Mai 11, 2024 | Afrique, Europe, France, Les rapports

L’élection présidentielle au Tchad du 6 mai 2024 est déjà considérée comme verrouillée en faveur du président sortant, Mahamat Idriss Déby.
Le Tchad est un vaste pays désertique, enclavé et très pauvre, mais il est stratégiquement important pour la france et les États-Unis dans leur lutte contre les djihadistes au Sahel.

Le général Mahamat Idriss Déby est à la tête de la junte militaire qui a pris le pouvoir après la mort de son père, Idriss Déby, en avril 2021. Il est également le chef du parti Coalition pour un Tchad uni et est largement favori pour remporter le scrutin présidentiel. Cependant, de nombreux observateurs internationaux ont critiqué les conditions dans lesquelles se déroule cette élection.

Tout d’abord, il n’y a pas d’observateurs occidentaux pour surveiller le scrutin. Ensuite, la commission électorale a été entièrement nommée par le pouvoir en place, ce qui soulève des questions sur son impartialité.

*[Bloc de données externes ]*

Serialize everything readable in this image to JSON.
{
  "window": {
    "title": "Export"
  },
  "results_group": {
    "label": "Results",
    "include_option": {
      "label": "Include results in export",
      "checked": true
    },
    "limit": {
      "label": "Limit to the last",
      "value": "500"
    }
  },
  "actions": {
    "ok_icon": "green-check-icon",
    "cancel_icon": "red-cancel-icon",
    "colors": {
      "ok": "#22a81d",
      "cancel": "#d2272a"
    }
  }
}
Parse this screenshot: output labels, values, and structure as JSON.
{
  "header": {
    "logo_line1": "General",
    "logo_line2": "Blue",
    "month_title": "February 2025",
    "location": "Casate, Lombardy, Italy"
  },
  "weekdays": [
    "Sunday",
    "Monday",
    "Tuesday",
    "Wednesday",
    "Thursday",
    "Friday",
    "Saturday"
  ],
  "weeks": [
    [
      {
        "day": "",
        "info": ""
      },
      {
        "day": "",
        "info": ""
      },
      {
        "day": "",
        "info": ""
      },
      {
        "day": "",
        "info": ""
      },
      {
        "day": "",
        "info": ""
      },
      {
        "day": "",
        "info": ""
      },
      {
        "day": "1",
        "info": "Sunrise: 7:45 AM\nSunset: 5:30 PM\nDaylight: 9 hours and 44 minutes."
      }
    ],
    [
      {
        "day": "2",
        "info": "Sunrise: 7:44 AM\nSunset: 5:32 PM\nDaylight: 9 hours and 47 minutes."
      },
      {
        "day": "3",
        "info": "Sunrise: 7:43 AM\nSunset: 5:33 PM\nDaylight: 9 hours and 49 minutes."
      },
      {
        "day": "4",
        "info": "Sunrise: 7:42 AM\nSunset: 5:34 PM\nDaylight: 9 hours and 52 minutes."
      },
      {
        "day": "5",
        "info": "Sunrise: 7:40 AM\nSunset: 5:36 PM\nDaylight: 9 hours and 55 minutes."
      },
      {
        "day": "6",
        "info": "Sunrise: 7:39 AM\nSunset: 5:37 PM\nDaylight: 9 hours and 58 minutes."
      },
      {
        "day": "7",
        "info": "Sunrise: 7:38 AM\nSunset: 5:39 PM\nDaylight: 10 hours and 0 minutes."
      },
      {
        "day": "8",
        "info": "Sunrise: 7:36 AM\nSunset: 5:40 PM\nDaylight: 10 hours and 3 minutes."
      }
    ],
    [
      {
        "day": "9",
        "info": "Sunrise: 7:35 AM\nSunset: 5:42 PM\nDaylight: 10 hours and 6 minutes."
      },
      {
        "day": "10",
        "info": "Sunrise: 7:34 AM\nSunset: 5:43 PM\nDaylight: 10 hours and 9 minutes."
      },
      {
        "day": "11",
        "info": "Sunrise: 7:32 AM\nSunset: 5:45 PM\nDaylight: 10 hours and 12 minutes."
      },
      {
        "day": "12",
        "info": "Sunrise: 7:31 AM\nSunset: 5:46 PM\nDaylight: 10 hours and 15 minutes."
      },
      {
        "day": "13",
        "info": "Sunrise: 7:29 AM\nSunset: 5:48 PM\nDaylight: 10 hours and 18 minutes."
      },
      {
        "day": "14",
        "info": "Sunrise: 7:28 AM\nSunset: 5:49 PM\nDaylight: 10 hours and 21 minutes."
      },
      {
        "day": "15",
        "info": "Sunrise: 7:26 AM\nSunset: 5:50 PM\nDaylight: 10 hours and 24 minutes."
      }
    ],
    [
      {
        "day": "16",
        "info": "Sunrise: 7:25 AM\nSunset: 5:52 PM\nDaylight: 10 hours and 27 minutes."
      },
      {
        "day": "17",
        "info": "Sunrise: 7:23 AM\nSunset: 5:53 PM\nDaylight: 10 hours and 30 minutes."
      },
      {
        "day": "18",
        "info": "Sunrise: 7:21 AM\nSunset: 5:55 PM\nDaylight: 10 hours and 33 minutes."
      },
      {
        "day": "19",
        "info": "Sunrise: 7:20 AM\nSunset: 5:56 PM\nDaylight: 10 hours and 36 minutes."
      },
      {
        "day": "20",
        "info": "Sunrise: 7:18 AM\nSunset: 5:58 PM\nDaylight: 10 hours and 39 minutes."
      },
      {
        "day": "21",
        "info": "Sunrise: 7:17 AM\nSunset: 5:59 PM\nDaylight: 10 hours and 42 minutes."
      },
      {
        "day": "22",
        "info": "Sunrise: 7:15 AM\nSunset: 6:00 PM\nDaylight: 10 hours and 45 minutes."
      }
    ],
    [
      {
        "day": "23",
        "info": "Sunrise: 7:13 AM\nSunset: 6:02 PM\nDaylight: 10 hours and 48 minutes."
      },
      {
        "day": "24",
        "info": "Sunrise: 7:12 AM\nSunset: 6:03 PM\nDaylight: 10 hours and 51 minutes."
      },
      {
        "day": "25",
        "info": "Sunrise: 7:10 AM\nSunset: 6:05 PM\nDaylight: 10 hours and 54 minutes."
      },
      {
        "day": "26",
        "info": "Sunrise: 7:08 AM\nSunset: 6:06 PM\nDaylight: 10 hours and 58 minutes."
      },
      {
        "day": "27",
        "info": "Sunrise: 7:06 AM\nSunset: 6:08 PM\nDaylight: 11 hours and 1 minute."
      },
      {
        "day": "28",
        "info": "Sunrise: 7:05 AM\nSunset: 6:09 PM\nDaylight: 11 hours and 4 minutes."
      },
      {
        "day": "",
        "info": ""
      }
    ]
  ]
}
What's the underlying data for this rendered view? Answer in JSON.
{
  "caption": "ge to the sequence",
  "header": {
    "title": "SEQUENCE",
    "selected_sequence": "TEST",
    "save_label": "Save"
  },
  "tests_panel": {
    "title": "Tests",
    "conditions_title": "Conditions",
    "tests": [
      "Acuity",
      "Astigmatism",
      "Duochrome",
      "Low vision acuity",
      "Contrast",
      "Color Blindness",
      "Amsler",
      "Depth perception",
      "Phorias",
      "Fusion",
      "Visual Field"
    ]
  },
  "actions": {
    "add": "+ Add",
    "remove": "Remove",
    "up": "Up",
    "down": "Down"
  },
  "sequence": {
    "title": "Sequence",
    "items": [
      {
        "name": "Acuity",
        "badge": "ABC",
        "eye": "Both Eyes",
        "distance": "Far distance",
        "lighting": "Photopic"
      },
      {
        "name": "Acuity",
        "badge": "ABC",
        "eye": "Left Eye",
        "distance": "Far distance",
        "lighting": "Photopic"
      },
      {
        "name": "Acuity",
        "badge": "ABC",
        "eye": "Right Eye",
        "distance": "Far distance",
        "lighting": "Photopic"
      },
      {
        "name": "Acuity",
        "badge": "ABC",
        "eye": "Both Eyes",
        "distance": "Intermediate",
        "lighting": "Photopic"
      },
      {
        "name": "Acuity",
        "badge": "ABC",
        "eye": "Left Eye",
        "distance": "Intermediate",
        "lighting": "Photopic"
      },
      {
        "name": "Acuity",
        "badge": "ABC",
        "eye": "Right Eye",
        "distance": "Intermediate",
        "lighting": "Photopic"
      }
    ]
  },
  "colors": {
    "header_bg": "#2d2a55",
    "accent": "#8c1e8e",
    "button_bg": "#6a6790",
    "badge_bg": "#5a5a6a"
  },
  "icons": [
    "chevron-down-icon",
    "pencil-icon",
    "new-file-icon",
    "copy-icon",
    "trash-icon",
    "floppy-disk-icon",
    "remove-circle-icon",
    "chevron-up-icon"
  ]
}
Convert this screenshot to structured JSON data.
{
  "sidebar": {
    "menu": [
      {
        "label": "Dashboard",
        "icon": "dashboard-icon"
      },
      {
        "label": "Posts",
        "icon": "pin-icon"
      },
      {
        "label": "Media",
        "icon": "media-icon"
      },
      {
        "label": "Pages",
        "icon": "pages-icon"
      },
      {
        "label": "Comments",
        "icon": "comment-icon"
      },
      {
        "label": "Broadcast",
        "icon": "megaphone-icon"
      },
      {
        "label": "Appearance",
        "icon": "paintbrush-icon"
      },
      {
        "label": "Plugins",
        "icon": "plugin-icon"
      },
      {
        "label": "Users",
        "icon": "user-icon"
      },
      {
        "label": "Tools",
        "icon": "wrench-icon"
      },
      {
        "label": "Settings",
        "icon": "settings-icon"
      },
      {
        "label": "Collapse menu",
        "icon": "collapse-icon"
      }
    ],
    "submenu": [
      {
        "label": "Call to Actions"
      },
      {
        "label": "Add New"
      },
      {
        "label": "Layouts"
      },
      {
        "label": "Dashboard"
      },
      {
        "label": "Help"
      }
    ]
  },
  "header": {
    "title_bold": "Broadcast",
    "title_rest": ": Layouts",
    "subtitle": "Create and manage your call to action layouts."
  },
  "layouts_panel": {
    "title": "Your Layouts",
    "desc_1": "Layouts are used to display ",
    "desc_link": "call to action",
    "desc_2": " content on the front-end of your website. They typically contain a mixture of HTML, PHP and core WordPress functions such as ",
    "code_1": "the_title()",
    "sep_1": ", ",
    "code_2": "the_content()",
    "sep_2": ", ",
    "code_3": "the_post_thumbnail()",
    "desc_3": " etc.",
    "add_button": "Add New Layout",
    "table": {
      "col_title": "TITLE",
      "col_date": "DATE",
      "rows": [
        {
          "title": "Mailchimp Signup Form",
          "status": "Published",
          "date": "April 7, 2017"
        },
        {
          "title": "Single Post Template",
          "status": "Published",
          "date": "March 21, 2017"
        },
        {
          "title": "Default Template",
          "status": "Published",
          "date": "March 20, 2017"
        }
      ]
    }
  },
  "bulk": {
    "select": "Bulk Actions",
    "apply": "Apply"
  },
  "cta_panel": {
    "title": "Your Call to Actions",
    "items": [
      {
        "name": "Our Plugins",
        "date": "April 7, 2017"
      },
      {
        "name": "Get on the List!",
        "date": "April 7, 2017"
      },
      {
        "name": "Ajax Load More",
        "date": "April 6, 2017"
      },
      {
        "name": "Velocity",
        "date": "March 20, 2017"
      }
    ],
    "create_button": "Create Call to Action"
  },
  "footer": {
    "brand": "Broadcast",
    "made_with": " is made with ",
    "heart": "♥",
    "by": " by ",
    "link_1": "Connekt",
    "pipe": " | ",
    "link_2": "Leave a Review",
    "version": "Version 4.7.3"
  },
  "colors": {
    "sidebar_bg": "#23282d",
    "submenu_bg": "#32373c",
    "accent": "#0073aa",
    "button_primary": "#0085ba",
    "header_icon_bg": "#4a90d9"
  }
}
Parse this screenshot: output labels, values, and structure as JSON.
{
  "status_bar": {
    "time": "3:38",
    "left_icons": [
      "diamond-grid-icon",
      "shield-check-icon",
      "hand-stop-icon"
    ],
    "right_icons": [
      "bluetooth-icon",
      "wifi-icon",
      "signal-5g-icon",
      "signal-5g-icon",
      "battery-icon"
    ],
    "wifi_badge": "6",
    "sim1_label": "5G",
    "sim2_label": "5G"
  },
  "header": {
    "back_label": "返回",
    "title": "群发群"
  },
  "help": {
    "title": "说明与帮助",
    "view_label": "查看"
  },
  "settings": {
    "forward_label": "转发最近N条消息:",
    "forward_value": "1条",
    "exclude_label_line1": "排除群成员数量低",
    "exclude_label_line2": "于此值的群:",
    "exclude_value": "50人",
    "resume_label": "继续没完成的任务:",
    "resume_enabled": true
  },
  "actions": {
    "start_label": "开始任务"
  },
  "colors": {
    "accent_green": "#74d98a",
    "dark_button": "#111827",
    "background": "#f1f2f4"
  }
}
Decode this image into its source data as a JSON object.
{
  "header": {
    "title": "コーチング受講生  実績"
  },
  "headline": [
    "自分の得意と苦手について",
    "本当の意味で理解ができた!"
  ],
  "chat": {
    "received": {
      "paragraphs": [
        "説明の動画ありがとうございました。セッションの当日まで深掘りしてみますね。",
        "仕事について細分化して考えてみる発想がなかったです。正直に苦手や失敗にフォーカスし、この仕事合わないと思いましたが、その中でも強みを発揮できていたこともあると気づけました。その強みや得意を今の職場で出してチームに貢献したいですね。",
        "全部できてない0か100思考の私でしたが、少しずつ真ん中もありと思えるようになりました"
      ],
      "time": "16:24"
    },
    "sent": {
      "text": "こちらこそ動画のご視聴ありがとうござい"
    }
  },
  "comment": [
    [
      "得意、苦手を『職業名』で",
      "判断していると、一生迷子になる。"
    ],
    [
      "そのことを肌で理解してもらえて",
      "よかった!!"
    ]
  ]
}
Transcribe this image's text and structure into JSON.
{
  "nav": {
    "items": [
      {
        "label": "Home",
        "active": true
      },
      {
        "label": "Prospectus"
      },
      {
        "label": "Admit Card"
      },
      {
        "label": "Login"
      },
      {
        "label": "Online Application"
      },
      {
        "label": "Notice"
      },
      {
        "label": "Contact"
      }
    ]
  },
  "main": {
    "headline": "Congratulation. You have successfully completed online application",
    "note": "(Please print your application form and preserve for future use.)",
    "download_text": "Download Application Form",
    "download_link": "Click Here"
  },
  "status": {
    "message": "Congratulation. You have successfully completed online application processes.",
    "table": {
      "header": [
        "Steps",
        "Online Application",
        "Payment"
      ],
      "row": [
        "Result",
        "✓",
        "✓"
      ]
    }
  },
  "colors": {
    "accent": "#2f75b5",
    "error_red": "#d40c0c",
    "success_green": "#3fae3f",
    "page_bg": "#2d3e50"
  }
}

De plus, il a été interdit aux opposants de photographier les procès-verbaux des décomptes de voix, ce qui rend difficile la vérification des résultats. Enfin, la moitié des vingt candidats à l’élection ont été invalidés, ce qui réduit encore les choix pour les électeurs.

Malgré ces préoccupations, le général Mahamat Idriss Déby est considéré comme le favori incontesté de l’élection. Il a succédé à son père à la tête du pays après sa mort lors d’une attaque de djihadistes sur le front nord. Cette succession a été contestée par certains, car elle ne respectait pas la Constitution. Cependant, le général Mahamat Idriss Déby a été désigné par une junte de quinze généraux et est depuis lors à la tête du pays.

Le seul candidat qui semble pouvoir rivaliser avec le général Mahamat Idriss Déby est son propre Premier ministre, Succès Masra.
Pour autant, certains de ses anciens partisans considèrent sa candidature comme une trahison, car des centaines de militants de son parti ont été tués par la police et l’armée en octobre 2022, tandis qu’un millier d’entre eux ont été envoyés au bagne de Koro Toro. Cet événement a marqué la fin de tout espoir de transition authentiquement démocratique promise par le régime lors de la nomination de Mahamat Déby.

Le Tchad est un pays particulièrement pauvre, avec un niveau de vie parmi les plus bas d’Afrique. Près de 42 % des Tchadiens vivent sous le seuil de pauvreté et l’indice de développement humain (mortalité infantile, espérance de vie, alphabétisme) le classe au 187e rang mondial sur 193. Les ressources minières prometteuses du pays, telles que l’or, le fer, la bauxite, le cuivre, l’étain et le tungstène, restent pour l’instant à l’état de promesses, le pays n’exportant substantiellement que du pétrole.

Les deux principales plateformes d’opposition, Wakit Tama et le CGAP, ont appelé à boycotter l’élection, qu’elles considèrent comme une mascarade destinée à consacrer une « dynastie Déby ». Des violences sont à craindre dans les jours suivant le scrutin, au fur et à mesure que les résultats seront annoncés.

L’alliance avec Paris et Washington est également en jeu dans cette élection. Le Tchad est le dernier point d’appui des deux pays dans la lutte contre les djihadistes au Sahel. La France maintient encore un millier de soldats.

Pour autant, on ne saura occulter que le président de la transition, Mahamat Idriss Déby Itno, a effectué une visite officielle en Russie le 23 janvier 2024 qu’il avait qualifié pays de « frère ».

Dans ce contexte le Tchad pourrait décider de changer d’alliance avec les Occidentaux au profit de Moscou après l’élection.
A l’aune du retrait partiel et temporaire des troupes américaines du Tchad, rien ne permet d’exclure que les autorités de N’Djamena soient les prochaines à demander le départ des troupes françaises stationnées dans le pays.